Además de lo ya señalado, es obligación del gobierno mexicano garantizar la paz y la seguridad de todos los connacionales. Su omisión en estos rubros ha sido la causa del alto índice de violencia y del gran número de víctimas de la delincuencia: asesinatos, extorsión, asaltos, pagos de cuota de piso para cualquier “negocito” familiar o empresa, robos de transportes, asaltos en carreteras, etcétera, etc. Estas situaciones han orillado a familias enteras a abandonar sus hogares, sus campos de cultivo o a cerrar negocios para huir de su ciudad, estado o, en muchos casos, del país. La situación se agrava, después del 11 de septiembre de 2001, por la dificultad de que las personas que iban a trabajar por periodos entren y salgan de manera controlada, lo que ha distanciado -y hasta desintegrado- familias por décadas.
De esta situación tampoco podemos culpar a Trump o a Estados Unidos, ya que estas responsabilidades las ha omitido el gobierno mexicano.
En el tema educativo Trump ha declarado el fin de las ideologías de género y woke impulsada por los gobiernos demócratas de los Estados Unidos, al afirmar, conforme a la biología, la existencia de solo dos sexos naturales. Lamentablemente, su adopción en el sistema nacional de enseñanza ha generado un severo atraso educativo en nuestro país, através de los libros de texto, afectando incluso la percepción de niños y jóvenes en esta materia.
Como en México, Canadá también dañó a su infancia y juventud con el adoctrinamiento en esas ideologías, mediante el modelo educativo gubernamental. Como los demócratas de Estados Unidos, Justine Trudeau, primer ministro de Canadá fue un convencido de esas ideologías. Quizás ello también esté entre los motivos por los que sus conciudadanos le perdieron la confianza, y presentó su renuncia al cargo.
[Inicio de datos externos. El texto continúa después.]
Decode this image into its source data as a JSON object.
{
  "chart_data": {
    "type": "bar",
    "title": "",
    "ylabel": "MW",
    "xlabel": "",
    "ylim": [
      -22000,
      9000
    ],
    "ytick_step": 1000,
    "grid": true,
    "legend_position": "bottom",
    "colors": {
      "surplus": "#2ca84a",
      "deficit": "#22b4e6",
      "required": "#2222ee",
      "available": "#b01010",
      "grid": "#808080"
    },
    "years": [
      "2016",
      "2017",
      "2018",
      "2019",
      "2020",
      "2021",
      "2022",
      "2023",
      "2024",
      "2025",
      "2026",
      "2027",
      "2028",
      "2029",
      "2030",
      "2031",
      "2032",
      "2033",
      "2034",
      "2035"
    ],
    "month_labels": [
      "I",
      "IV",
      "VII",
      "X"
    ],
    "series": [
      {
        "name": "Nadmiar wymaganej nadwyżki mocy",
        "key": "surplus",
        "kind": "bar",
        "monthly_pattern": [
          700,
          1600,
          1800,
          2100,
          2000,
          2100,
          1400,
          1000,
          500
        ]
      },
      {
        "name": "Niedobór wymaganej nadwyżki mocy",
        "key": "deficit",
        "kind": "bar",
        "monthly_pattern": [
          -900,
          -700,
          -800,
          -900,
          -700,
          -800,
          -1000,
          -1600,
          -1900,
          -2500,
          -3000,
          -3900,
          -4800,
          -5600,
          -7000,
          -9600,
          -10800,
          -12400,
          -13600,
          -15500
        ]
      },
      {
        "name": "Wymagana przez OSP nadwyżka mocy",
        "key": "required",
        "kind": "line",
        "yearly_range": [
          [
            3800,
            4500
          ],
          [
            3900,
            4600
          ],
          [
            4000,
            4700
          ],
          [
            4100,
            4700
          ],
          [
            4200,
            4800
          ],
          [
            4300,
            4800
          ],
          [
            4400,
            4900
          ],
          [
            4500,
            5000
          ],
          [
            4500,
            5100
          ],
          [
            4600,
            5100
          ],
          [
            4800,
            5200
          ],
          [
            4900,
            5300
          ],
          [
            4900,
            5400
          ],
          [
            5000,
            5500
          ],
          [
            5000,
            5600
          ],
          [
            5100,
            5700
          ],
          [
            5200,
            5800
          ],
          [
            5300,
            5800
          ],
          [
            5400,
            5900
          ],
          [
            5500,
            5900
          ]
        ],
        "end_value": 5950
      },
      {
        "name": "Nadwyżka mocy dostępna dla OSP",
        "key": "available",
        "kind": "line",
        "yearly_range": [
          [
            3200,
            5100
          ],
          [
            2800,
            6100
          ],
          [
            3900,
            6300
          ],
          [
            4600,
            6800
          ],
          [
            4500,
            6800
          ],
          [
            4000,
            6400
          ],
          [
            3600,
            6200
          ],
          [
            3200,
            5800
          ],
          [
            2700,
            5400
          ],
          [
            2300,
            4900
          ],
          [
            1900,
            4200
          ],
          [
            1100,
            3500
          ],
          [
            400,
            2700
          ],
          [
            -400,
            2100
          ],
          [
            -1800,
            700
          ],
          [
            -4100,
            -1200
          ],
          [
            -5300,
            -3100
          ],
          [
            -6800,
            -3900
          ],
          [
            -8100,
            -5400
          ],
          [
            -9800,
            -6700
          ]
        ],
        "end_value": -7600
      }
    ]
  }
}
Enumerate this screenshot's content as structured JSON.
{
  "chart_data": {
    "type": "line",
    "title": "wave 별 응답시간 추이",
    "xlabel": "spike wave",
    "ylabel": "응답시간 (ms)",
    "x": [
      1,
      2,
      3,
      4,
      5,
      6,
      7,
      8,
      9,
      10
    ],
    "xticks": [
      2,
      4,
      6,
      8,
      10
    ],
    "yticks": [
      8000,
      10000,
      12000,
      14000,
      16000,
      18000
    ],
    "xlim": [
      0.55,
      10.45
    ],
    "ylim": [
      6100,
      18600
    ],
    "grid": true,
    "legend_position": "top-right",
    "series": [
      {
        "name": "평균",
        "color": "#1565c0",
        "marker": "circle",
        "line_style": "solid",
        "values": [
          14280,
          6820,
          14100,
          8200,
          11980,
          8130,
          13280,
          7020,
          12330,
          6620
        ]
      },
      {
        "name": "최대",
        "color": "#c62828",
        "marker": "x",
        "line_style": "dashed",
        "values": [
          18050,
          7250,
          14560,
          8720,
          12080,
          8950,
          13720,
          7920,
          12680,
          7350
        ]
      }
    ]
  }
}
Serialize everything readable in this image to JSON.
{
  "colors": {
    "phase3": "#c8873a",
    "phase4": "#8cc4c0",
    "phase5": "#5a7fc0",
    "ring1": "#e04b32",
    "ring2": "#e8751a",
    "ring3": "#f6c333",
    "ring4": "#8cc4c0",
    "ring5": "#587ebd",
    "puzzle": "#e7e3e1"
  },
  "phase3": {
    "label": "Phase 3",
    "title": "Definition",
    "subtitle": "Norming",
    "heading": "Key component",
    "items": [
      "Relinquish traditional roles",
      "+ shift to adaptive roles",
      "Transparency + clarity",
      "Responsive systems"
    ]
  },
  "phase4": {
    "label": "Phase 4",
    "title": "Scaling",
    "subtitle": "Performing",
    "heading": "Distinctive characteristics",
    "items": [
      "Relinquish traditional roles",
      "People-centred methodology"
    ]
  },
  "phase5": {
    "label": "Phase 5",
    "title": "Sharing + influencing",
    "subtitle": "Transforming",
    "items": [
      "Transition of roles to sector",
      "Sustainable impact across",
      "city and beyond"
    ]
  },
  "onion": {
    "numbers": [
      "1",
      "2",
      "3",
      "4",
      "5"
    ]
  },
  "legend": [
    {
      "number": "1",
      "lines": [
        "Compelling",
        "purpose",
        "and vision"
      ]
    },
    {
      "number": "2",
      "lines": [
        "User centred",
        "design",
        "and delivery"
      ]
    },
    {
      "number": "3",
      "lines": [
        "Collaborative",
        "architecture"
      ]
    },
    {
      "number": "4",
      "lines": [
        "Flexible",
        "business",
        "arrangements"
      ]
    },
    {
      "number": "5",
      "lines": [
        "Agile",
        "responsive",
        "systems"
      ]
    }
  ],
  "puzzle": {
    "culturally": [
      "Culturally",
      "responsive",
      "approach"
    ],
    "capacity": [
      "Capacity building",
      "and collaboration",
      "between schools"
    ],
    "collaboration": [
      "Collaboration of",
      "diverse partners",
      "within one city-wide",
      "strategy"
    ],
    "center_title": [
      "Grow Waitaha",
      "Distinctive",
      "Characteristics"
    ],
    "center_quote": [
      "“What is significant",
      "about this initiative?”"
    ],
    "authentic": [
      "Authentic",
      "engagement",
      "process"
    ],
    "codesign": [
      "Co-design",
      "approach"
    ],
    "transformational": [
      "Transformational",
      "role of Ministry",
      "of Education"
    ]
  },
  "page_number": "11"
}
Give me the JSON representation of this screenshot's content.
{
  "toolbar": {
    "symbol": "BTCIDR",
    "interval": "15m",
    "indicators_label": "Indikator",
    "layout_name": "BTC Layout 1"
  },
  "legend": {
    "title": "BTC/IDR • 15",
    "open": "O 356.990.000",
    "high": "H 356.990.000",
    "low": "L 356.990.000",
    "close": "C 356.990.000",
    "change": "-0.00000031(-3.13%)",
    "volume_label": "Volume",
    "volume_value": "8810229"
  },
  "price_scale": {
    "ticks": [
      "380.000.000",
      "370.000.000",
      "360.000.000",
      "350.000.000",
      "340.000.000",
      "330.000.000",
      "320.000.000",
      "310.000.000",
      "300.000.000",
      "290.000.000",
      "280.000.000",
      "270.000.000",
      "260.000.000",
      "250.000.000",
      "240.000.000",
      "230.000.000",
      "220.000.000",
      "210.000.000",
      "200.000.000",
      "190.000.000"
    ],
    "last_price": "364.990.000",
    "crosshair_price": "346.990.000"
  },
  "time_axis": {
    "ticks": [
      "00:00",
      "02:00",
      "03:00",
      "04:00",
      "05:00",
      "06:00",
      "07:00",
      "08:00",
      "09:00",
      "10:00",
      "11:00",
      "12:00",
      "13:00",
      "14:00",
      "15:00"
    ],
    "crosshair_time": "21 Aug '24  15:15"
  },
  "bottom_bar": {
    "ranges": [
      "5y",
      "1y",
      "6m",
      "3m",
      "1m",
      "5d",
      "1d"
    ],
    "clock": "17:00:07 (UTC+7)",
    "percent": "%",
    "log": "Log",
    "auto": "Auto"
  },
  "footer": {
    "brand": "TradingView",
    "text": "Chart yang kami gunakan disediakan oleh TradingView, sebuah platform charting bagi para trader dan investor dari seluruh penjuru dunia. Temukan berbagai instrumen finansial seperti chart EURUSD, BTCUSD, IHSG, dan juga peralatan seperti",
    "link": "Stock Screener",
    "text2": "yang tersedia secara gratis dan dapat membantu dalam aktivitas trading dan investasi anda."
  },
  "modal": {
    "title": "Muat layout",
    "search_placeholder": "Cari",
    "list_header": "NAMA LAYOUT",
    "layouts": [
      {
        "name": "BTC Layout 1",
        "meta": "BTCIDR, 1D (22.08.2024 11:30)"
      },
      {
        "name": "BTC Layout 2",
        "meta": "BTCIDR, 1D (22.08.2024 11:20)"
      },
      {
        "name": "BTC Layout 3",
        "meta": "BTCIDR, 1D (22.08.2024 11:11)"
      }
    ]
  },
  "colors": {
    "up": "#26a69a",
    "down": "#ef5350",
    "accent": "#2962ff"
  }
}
Estos hechos muestran, en los casos de Estados Unidos, México y Canadá, el beneficio o el daño que llegan a generar los gobernantes cuando, al margen del bien que demanda su país, imponen sus propios intereses a los de la sociedad.
Es momento de exigir y contribuir a que los gobernantes nos garanticen tanto nuestra seguridad como la satisfacción de nuestras necesidades básicas -sobre todos de seguridad, educación y empleo- sin dádivas (electoral y clientelarmente, mediante programas sociales) ya que estas impactan negativamente en el desempeño de los jóvenes quitándoles los anhelos de superación y emprendimiento, haciéndolos conformistas al pretender ingresos fáciles, sin esfuerzos ni méritos; o atractivos -como carne de cañón- para la delincuencia organizada.
Lejos de invertir en la educación y el desarrollo de los niños y jóvenes, el gobierno gasta en programas sociales que poco o ningún beneficio generan a la sociedad.
La creación de escuelas y de fuentes de empleo, está demostrado, es la mejor inversión de un país en su progreso.
Muchos mexicanos esperamos que la “Era Trump” logre erradicar a los cárteles de la droga, acabar con la violencia e inseguridad y que tanto el gobierno como los ciudadanos trabajemos armónicamente tanto en la erradicación de nuestros males como en la realización del bien común, en el marco de nuestros valores sociales y familiares, para colocarnos entre los países más desarrollados.